Forrest Gander
http://www.forrestgander.comBorn in California’s Mojave Desert, poet Forrest Gander grew up in Virginia and attended the College of William & Mary, where he majored in geology. After earning an MA in literature from San Francisco State University, Gander moved to Mexico, then to Arkansas, where his poetry—informed by his knowledge of geology—turned its attention to landscape as foreground or source of action.
Gander’s books of poetry include Knot (2022), Twice Alive (2021), Be With (2018), which was awarded the Pulitzer Prize, Eye Against Eye (2005), Torn Awake (2001), and Science & Steepleflower (1998). Critic Barbara Fischer wrote in the Boston Review that Gander’s poetry “marshals a sinewy and strenuous language for familial, sensory, and erotic experience.” A master of the long poem, Gander uses the form to consider his subjects from a variety of approaches, and as the proving ground for unique formal constraints. Of Be With, Gander’s series of elegies for his wife, the poet C.D. Wright, Dan Chiasson noted in the New Yorker: “The book’s sputtering, flinching style, with its syntactical dead ends and missed connections, feels like both an accommodation to the necessity of language and proof of its inadequacy.”

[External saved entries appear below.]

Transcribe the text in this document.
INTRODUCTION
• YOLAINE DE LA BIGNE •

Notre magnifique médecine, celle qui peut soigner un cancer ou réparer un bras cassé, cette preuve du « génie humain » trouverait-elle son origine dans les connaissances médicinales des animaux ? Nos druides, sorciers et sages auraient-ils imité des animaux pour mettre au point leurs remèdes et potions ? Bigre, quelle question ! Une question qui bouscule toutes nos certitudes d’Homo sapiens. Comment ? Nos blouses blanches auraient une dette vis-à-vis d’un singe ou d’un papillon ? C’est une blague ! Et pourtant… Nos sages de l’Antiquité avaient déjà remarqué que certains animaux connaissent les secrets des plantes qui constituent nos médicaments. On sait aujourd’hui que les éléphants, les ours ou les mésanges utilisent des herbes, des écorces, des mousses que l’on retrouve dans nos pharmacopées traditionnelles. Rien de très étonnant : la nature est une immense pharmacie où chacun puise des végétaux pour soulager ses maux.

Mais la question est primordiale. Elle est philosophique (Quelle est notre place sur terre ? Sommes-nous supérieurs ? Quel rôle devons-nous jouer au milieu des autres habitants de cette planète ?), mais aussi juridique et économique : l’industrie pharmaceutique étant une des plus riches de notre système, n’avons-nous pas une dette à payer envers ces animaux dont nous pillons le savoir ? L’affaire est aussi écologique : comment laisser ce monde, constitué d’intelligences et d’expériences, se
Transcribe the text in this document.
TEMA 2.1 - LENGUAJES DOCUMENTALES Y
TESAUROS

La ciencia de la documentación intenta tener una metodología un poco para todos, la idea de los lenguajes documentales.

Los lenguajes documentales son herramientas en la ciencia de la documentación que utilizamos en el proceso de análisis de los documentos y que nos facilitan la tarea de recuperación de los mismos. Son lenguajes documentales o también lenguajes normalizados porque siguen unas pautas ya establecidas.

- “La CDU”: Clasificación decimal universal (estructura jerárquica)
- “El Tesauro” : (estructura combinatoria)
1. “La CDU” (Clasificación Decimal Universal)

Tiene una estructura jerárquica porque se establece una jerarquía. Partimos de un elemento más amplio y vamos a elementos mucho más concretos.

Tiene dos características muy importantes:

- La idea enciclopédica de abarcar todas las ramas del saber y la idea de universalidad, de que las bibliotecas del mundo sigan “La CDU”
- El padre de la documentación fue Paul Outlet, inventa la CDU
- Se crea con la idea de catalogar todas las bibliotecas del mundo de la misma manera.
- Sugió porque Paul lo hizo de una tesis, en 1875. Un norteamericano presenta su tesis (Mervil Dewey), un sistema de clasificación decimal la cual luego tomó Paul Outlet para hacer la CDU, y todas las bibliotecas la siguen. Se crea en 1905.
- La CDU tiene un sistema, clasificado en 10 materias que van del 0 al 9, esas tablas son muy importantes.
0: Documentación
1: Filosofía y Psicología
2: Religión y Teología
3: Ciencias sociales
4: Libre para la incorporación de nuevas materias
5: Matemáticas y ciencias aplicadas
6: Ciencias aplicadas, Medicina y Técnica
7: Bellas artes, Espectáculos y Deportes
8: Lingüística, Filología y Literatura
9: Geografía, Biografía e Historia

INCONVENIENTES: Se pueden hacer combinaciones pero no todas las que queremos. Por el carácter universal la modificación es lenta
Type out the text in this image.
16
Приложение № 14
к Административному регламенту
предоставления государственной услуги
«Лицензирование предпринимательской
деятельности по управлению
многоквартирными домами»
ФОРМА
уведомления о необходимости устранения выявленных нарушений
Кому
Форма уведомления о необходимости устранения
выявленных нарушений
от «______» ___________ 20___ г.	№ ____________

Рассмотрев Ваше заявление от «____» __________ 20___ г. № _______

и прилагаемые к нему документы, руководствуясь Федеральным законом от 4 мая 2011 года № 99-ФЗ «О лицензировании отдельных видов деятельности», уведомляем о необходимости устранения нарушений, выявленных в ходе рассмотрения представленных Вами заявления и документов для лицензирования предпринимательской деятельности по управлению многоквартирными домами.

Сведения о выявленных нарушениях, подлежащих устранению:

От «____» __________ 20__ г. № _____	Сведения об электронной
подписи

Though primarily a poet, Gander is also a translator, novelist, essayist, and the editor of several anthologies. He has received the Best Translated Book Award and has translated collections by Mexican poets Pura López Colomé and Coral Bracho. With Kent Johnson he translated Bolivian poet Jaime Saenz’s Immanent Visitor: Selected Poems of Jamie Saenz and The Night (2007), for which he won a PEN Translation Award. His translations of Neruda are collected in Then Come Back: The Lost Neruda Poems (2016) and included in The Essential Neruda: Selected Poems (2004). He also edited the bilingual anthologies Mouth to Mouth: Poems by Twelve Contemporary Mexican Women (1993) and Pinholes in the Night: Essential Poems from Latin America (with Raúl Zurita, 2014). Gander’s own poetry has been translated into several languages. He is the author of two novels, As a Friend (2008) and The Trace (2015).
Gander has won the Whiting Writers’ Award, a Howard Foundation Award, the Jessica Nobel Maxwell Memorial Prize, two Gertrude Stein Awards for innovative North American writing, and fellowships from the National Endowment for the Arts, the Guggenheim Foundation, and United States Artists. He has taught at Harvard University and Brown University.
With Wright, Gander coedited the literary small press Lost Roads Publishers for 20 years. He now lives in northern California.